On en avait parlé une fois. Et lui avait fouillé ses archives pour me retrouver cet article de la Voix du Nord.
Le dessin de la persienne taguée était présent dans l'expo à Moulins, au milieu d'une affiche en 8 parties avec toutes les anciennes enseignes du quartier réalisé sur l'offset de Jean Jacques.
La persienne dessinée était pour moi un point de départ d'une ligne de sens s'étirant à travers l'atelier clandestin.

L'exposition est juste finie, démonté, des caisses encore trainent dans le coulor et je n'ai ces informations que maintenant, un peu trop tard.
Et pourtant, aisément, cet article je le place dans les "éléments fondateurs" de Diction Directe. A coté de Gainsbourg/Moulins, l'exposition précédant la mienne et qui occupait le lieu quand je l'ai visité pour imaginer ma propre exposition à lier soit avec Berlin, soit avec Istanbul. Très vite le lien se fait: Berlin. Et l'option cagoulée. Gainsbourg, le clan, le clan des cagoules, let's baby be cool... "Aux armes et caetera..." et sans également ce lien, qu'est ce qui, dans mon quotidien relie à Wazemmes à Berlin... réponse: ce tag, croisé tous les jours.

J'ai également, par jeu, très vite reproduit une toponymie personelle: quand je partais en vélo de Wazemmes vers Moulins, j'allais travailler à l'Est, le soir je rentrais à l'Ouest. Le Mur étant pour moi le Boulevard Victor Hugo. Signifiante tranchée. Bouche d'ombre.

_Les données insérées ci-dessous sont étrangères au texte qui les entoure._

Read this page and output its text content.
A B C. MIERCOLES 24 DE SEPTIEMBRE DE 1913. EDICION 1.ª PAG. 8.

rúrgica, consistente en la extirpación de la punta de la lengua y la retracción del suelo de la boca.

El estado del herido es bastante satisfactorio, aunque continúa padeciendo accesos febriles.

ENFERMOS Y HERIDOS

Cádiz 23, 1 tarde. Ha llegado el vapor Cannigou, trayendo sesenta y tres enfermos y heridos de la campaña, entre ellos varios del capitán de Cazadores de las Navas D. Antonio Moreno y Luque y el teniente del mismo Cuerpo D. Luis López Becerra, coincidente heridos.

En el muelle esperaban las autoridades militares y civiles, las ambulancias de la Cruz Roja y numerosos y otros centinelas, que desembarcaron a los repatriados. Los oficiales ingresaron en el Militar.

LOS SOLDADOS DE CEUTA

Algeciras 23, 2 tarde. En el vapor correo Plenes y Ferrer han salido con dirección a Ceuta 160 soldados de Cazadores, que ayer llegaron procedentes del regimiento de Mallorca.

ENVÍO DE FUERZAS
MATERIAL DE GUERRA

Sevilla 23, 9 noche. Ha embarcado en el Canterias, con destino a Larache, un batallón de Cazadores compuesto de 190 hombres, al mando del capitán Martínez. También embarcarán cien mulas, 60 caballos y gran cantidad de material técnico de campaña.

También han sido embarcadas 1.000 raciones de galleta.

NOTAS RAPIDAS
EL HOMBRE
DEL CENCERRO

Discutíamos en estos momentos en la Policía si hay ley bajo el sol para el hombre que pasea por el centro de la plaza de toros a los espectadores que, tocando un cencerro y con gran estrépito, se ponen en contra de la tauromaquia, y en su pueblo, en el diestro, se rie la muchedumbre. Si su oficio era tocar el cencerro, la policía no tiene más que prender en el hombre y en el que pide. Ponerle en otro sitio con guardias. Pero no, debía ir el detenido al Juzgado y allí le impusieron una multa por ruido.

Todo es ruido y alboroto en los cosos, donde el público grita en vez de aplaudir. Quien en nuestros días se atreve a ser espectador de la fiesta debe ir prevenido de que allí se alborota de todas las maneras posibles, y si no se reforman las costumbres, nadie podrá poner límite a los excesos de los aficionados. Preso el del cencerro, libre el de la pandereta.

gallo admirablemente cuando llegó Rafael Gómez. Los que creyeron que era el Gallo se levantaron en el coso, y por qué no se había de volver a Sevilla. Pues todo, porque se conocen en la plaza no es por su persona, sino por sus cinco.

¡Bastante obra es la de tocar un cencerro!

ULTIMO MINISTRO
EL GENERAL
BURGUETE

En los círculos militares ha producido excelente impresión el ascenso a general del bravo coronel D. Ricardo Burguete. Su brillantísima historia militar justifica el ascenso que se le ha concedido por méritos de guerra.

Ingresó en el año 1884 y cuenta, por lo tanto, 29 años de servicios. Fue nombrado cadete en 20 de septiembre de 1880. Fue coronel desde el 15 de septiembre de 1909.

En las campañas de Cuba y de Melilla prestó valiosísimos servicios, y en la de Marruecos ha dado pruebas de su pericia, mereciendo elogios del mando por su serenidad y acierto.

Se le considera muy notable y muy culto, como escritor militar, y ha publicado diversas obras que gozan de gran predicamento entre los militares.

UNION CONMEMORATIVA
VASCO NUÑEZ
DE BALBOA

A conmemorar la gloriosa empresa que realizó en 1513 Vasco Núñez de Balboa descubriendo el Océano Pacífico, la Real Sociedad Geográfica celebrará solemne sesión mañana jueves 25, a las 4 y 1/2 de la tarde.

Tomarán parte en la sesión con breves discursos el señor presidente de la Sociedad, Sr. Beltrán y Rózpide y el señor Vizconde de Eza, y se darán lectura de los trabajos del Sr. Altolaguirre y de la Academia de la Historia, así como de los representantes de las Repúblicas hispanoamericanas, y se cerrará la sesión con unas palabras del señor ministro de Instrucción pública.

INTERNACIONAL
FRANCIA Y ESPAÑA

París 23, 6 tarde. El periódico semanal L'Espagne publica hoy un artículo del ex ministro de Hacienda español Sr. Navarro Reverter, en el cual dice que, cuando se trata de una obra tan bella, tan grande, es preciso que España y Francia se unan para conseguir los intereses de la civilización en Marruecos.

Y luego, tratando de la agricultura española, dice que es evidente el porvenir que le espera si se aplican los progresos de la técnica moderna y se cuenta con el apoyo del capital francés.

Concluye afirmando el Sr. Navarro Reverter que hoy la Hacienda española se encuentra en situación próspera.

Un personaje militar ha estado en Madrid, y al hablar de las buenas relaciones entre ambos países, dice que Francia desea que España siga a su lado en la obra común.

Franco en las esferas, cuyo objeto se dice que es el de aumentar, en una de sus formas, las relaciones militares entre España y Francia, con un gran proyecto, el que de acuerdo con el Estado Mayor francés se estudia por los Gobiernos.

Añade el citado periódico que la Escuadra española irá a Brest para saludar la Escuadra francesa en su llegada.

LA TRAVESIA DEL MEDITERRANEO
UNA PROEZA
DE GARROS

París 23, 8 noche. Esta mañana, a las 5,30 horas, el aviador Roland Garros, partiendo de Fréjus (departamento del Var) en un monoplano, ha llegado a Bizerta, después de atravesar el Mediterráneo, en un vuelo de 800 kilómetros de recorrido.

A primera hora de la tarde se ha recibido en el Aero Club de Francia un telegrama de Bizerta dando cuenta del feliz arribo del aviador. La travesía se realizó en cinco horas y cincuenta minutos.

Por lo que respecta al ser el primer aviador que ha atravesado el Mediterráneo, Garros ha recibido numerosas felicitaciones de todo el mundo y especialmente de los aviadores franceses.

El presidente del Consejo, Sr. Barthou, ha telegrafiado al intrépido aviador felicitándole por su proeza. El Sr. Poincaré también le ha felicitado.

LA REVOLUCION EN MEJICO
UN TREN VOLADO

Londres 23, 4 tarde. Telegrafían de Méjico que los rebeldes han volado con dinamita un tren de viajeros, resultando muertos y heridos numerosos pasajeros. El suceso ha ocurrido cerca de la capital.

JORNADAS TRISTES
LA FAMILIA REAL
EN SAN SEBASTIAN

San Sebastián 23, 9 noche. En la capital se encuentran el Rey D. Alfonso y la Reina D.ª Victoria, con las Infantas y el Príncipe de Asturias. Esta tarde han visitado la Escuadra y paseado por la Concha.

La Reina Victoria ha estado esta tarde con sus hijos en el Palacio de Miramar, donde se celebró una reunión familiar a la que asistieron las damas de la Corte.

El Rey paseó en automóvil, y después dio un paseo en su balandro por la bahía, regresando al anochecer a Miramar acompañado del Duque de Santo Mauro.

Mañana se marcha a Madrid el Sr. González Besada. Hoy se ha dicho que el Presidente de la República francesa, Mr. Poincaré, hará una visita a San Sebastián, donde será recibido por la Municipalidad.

je me suis souvent demandé qui avait pu sortir, un soir, une bombe rouge à la main et écrire ces quelques mots, comme écrit à ceux qui savent, ceux qui savaient : "on se souvient"
Pas de message.
Pas de signatures.
Rien de politique. Juste ça:
"On se souvient"

Une variante du "Remember me!". D'autres fantômes.
"On".
Qui "On"?
Des amis. Des Camarades?

Je viens d'apprendre une chose. Via internet.
Que ce couple de retraité vient d'être à nouveau incarcéré, en 2007, à Fresnes. Ils furent donc, à un moment, libérés.
Le tag n'a plus la même valeur pour moi. Les mots restent les mêmes mais le sens autour vient de changer:

"On se souvient"

Maintenant je les vois, un soir, la bombe à la main.
Revenir ici. Sur leur lieu de vie.
Et écrire ces mots.
Sur la persienne.
Lui et elle.
"On"




Je viens de retrouver une photo prise dans l'expo de l'affiche portant le dessin de la persienne taguée. Le sens également vient de se modifier. De par ces contenus nouveaux qui s'y immisce. De par le cadrage de la photo également. (Et cette question du moment du déclic, de la capture d'image, d'un sens attrapé dans la composition même de l'image, dans cet instant photographique de saississement... "CLIC", pourquoi ce cadre là l'a-t-il emporté sur les autres?).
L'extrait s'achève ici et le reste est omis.